TERRA.WIRE
New date for Bulgaria-Libya AIDS talks
TRIPOLI (AFP) Dec 27, 2005
Talks over compensation payments between Bulgarian officials and Libyan families of HIV positive children allegedly infected by Bulgarian nurses are to resume on January 15, an official said Tuesday.

Executive director of the Kadhafi Foundation, Salah Abdessalam, told AFP that fresh talks would begin on January 15 after a delay was called "for psychological reasons".

An official source said that the talks, originally set to resume on Wednesday, were postponed after a court ordered a retrial for the five Bulgarian nurses and a Palestinian doctor who had been sentenced to death for allegedly causing the infections.

He said the meeting had been put off owing to the psychological effect on the families of the Libyan supreme court's decision on Sunday.

The discussions are aimed at finding a deal on compensation for the victims and have stoked hopes in Bulgaria that the nurses could one day be freed after having already spent seven years in jail.

Bulgaria announced last week it was creating a fund for AIDS-infected children in Libya, a move greeted in some quarters as heralding a possible breakthrough in the stalemate.

Bulgaria's President Georgy Parvanov had admitted that a release of the nurses would "have a very high price" and it remains unclear what role the fund will play in finding any eventual solution.

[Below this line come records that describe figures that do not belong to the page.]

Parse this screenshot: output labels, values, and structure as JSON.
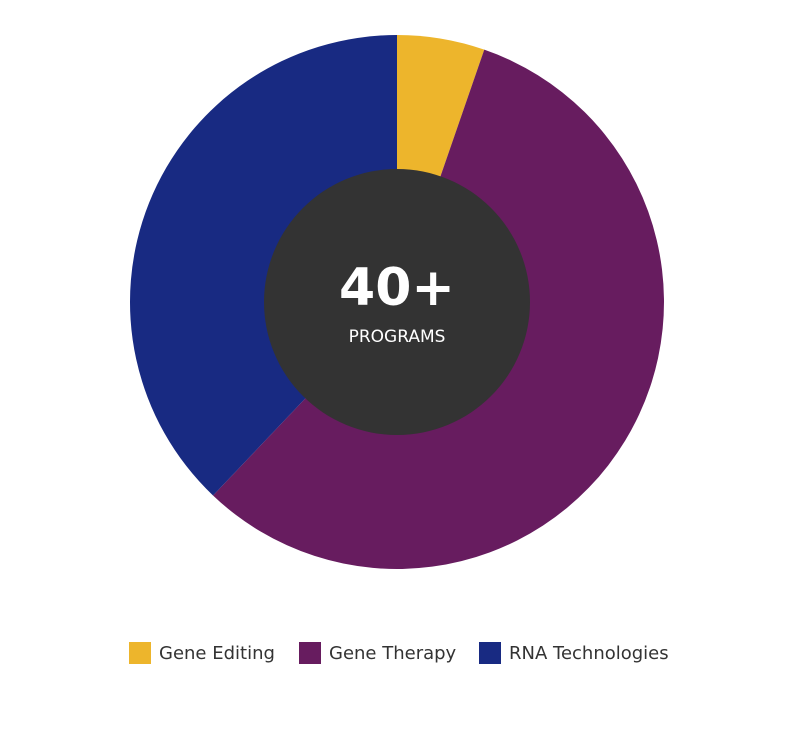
{
  "chart_data": {
    "type": "donut",
    "center_value": "40+",
    "center_label": "PROGRAMS",
    "series": [
      {
        "name": "Gene Editing",
        "color": "#edb52c",
        "values": [
          5.3
        ]
      },
      {
        "name": "Gene Therapy",
        "color": "#671c5f",
        "values": [
          56.8
        ]
      },
      {
        "name": "RNA Technologies",
        "color": "#182a82",
        "values": [
          37.9
        ]
      }
    ],
    "center_color": "#333333",
    "legend": "bottom"
  }
}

"The discussions that were to have taken place between the families and a Bulgarian association on December 28 were delayed to the adverse effect of the supreme court's judgement on these families," the source told AFP.

"This decision has delayed an agreement between the parties and forced them to adjourn the discussions," added the source.

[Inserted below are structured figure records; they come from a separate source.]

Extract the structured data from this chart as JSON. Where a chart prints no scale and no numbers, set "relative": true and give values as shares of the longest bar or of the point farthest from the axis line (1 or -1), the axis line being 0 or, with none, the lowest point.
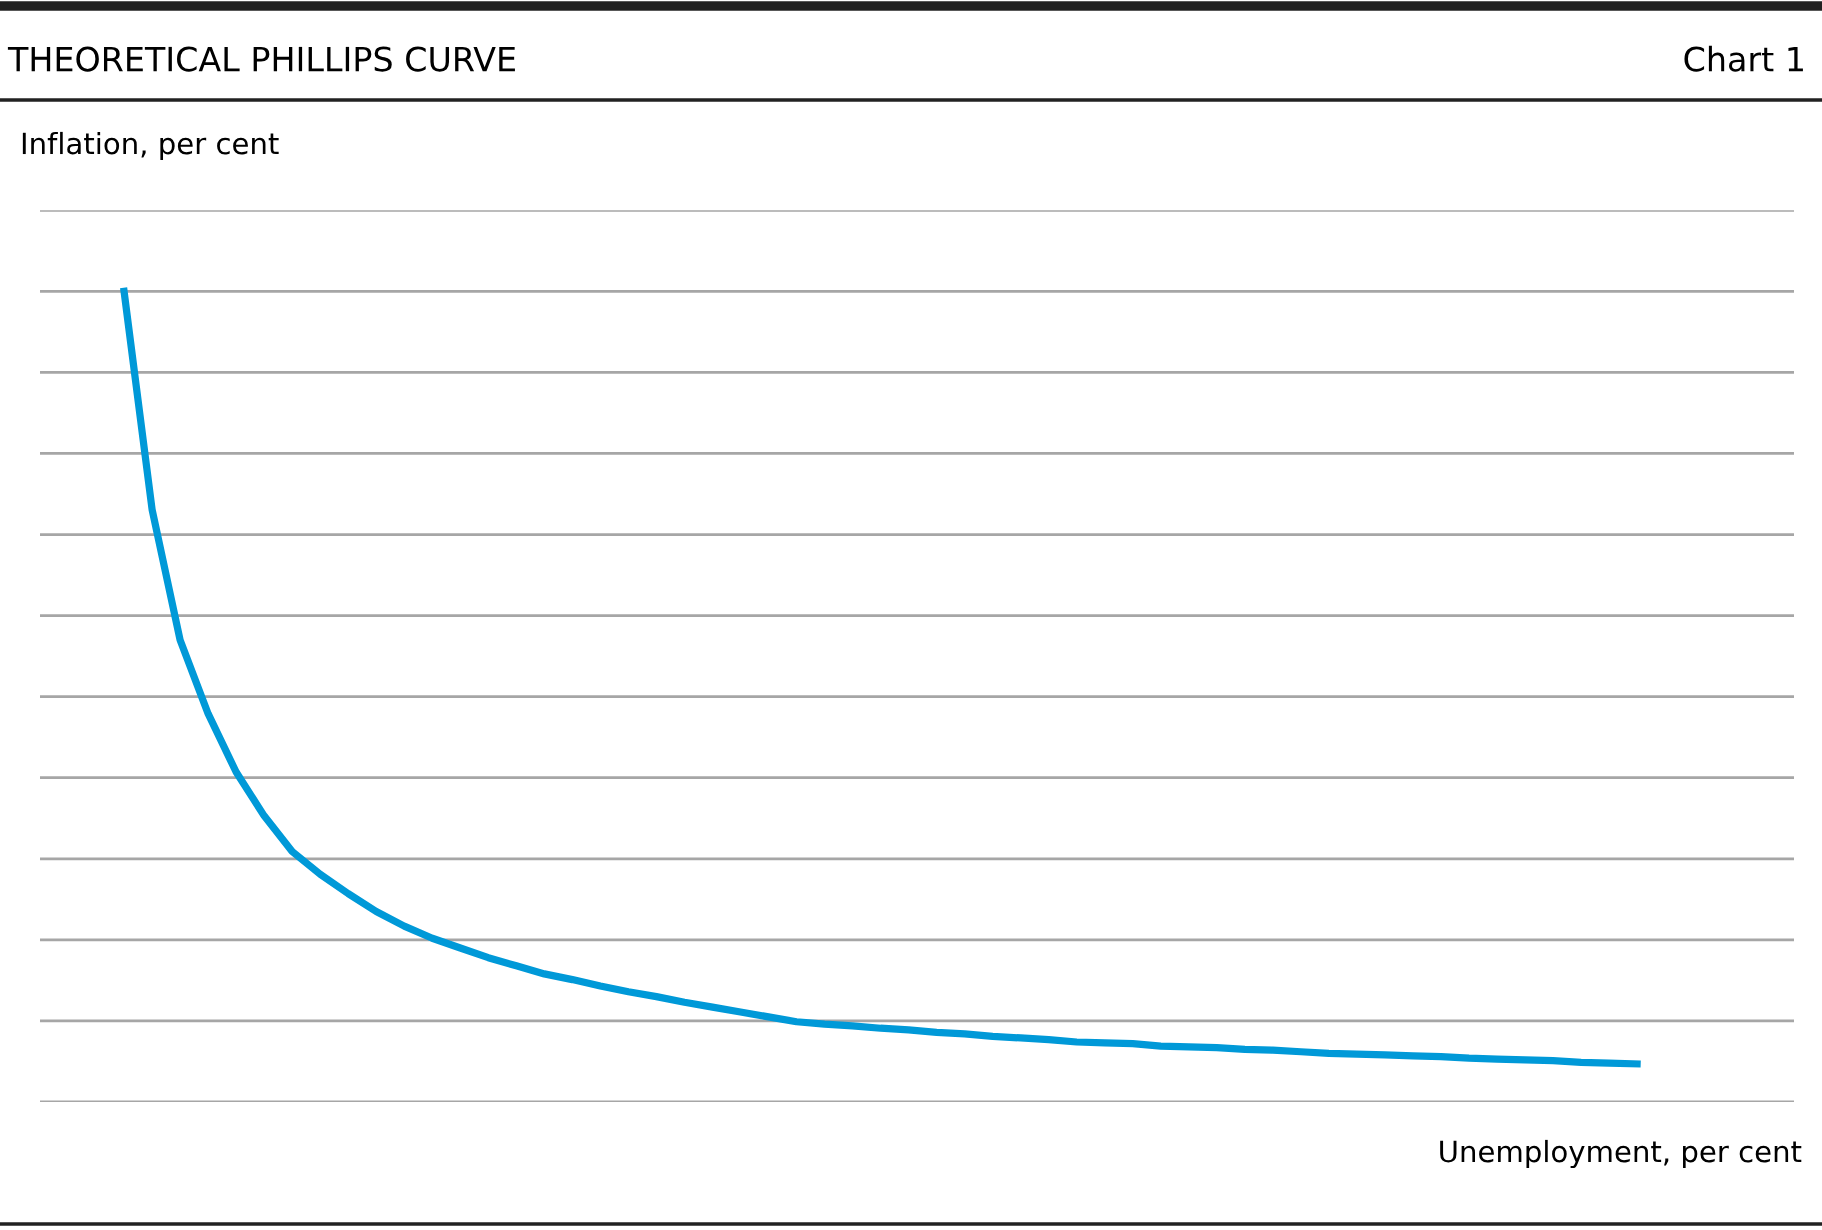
{
  "chart_data": {
    "type": "line",
    "title": "THEORETICAL PHILLIPS CURVE",
    "ylabel": "Inflation, per cent",
    "xlabel": "Unemployment, per cent",
    "annotations": [
      "Chart 1"
    ],
    "relative": true,
    "grid": "y",
    "marker": "none",
    "line_style": "solid",
    "categories": [
      null,
      null,
      null,
      null,
      null,
      null,
      null,
      null,
      null,
      null,
      null,
      null,
      null,
      null,
      null,
      null,
      null,
      null,
      null,
      null,
      null,
      null,
      null,
      null,
      null,
      null,
      null,
      null,
      null,
      null,
      null,
      null,
      null,
      null,
      null,
      null,
      null,
      null,
      null,
      null,
      null,
      null,
      null,
      null,
      null,
      null,
      null,
      null,
      null,
      null,
      null,
      null,
      null,
      null,
      null
    ],
    "series": [
      {
        "color": "#0099d8",
        "values": [
          1.0,
          0.731,
          0.57,
          0.479,
          0.407,
          0.353,
          0.309,
          0.281,
          0.257,
          0.235,
          0.217,
          0.202,
          0.19,
          0.178,
          0.168,
          0.158,
          0.151,
          0.143,
          0.136,
          0.13,
          0.123,
          0.117,
          0.111,
          0.105,
          0.099,
          0.096,
          0.094,
          0.091,
          0.089,
          0.086,
          0.084,
          0.081,
          0.079,
          0.077,
          0.074,
          0.073,
          0.072,
          0.069,
          0.068,
          0.067,
          0.065,
          0.064,
          0.062,
          0.06,
          0.059,
          0.058,
          0.057,
          0.056,
          0.054,
          0.053,
          0.052,
          0.051,
          0.049,
          0.048,
          0.047
        ]
      }
    ]
  }
}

The source said that discussions about the payments had been taking place in the presence of international representatives including from the European Union, Britain and the United States.

As well as seeking an agreement on compensation, the talks were looking at finding a way to care for the infected children and set up a centre for them in their town of Benghazi.

The nurses stand accused of transfusing HIV-contaminated blood into 426 children at a Benghazi hospital on Libya's Mediterranean coast. Around 50 of them have since died of AIDS.

The retrial is due to be held in one month in Benghazi. The supreme court's decision had been greeted with dismay by the families.

The Benghazi court that first condemned the medics had rejected testimony from Luc Montaignier, the French doctor who first isolated HIV, and Swiss and Italian colleagues, that the epidemic was due to a lack of hygiene.

Instead the court based its verdict on a report by Libyan experts that placed the blame on the foreign health workers.